JTA CEO Nat Ford said those allegations are taken seriously.
“It was 1 percent, a very small percentage, but we treat it as if it’s a major failure, or fault in terms of our operation. We did not expect that type of behavior to occur,” he said.
Ford told council members JTA has increased security and made it harder for drivers to fudge the numbers. Still, as customers keep complaining of late pickups and drop-offs, Ford said it’s hard to keep up with demand as drivers are poached by other companies that pay more, like Amazon or UPS.
“Almost for a year now, we have seen and had a challenge hiring drivers to operate our Connexion service as well as our big bus, our fixed route bus service, why? Because the economy has turned in the right direction,” he said.

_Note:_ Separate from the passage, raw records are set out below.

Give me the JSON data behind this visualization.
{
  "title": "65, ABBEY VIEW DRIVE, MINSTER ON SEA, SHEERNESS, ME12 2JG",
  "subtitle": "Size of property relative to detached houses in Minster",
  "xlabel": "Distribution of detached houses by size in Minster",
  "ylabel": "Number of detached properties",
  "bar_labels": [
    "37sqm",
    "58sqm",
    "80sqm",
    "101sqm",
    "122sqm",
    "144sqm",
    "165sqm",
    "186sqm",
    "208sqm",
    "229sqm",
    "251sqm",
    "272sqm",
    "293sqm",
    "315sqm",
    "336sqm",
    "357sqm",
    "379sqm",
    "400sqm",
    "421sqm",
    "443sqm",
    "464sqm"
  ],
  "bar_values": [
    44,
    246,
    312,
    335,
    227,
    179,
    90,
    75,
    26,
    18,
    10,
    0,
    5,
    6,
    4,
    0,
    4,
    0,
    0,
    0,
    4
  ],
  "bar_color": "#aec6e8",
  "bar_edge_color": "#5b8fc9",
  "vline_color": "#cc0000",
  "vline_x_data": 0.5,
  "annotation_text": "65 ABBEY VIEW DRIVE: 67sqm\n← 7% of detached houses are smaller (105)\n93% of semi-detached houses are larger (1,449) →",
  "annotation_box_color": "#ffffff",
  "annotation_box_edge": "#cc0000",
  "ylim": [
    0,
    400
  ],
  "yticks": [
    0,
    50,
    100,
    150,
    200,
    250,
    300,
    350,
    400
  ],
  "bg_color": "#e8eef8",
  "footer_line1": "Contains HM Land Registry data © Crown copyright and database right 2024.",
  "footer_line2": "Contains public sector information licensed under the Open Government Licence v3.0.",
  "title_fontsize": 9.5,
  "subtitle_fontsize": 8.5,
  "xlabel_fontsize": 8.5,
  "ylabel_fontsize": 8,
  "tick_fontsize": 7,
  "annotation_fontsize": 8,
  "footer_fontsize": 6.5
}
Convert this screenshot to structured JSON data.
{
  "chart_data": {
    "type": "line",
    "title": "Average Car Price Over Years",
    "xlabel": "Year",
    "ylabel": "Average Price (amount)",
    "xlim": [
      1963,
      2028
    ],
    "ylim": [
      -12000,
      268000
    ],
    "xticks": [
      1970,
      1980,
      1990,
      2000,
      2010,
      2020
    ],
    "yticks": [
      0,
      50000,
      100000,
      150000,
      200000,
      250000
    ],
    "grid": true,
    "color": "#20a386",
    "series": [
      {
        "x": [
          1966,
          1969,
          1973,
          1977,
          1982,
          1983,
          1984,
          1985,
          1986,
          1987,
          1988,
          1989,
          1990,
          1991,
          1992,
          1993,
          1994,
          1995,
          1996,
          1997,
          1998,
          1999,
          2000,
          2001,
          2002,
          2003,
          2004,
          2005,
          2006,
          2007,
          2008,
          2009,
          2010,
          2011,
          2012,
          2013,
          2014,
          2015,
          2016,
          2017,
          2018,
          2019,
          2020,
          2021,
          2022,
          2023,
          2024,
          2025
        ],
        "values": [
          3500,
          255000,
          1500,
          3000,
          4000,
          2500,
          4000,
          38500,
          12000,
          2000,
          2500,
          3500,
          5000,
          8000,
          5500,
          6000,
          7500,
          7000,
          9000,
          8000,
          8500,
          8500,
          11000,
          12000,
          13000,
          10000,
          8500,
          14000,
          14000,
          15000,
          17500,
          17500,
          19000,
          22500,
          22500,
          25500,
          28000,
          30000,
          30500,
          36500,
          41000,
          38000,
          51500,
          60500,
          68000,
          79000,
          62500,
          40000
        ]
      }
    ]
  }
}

Ford said MV Transportation’s pay just isn’t competitive at around $9 an hour. He said he’s working on raising driver pay and aggressively trying to recruit more employees.
JTA is also testing a small group of taxi cabs to help provide rides to people who have less mobility issues and don’t require transport of a wheelchair or scooter. Currently, the contracted taxi service is only used for around 2 percent of rides, according to JTA, though authority representatives would like to see that program expanded.
Right now around 70 percent of Connexion customers don’t use wheelchairs.